While daily writing remains a priority without those hard and fast deadlines, it is no longer the most important thing in my life, and I’m fine with that. My critique group keeps me on track and provides unvarnished feedback to let me know when I miss the mark and when I’m doing it right. Fundamentally, I think I have a solid story, so at least with this book, the faults lie primarily in execution.
Sometimes, even after giving it all I’ve got, there are good reasons to fall out of love with my work. I’ve written pieces, labored over them, only to realize they really are terrible. There might be a salvageable nugget, but I basically have had to blow them up and start entirely different stories.

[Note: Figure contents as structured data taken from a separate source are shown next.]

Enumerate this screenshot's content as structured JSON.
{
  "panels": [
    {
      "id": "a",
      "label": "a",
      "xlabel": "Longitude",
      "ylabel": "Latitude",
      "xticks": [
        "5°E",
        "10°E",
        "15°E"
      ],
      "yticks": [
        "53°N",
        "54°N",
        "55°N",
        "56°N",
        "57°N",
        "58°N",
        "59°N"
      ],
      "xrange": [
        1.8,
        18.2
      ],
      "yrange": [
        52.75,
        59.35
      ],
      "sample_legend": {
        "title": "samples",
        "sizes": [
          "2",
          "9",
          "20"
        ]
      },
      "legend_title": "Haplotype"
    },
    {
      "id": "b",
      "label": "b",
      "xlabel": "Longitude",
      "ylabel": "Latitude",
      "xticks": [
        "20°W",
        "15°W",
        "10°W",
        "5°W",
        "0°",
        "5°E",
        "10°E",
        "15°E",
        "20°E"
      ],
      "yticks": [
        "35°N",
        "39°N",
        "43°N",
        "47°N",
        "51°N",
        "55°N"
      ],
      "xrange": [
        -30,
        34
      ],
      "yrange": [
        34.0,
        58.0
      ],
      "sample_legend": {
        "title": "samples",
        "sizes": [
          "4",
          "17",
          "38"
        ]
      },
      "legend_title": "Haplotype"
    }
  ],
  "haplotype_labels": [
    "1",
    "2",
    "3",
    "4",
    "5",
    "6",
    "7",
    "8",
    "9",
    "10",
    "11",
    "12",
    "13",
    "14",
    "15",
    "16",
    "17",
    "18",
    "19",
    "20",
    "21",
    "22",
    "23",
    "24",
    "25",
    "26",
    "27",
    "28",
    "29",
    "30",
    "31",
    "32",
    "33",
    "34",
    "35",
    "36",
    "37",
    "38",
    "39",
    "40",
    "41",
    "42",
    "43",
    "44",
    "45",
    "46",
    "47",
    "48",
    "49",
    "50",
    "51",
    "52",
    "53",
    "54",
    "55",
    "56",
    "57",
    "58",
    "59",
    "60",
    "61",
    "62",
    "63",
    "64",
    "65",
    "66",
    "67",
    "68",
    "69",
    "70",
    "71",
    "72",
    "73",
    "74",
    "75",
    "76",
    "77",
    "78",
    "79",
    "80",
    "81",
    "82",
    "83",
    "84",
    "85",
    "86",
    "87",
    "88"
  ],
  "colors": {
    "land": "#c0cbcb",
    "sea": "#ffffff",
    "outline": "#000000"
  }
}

Usually, I know when to ditch a work. However, when I’m not sure, I get unbiased, honest feedback from trusted readers and other writers. I ask if they picked up this story/article/book and began reading it, would they put it down and pick up a different one. If they would, what lost their interest? If the flaws aren’t fixable, if something is fundamentally wrong and the love can’t be rekindled, the relationship is over. After having invested so much of oneself, breaking up is hard to do, but sometimes, it’s better to cut your losses and move on. As with any relationship, I’ll remember the best parts and, being a writer, they’ll end up in a new work. And I’ll fall in love with my writing again.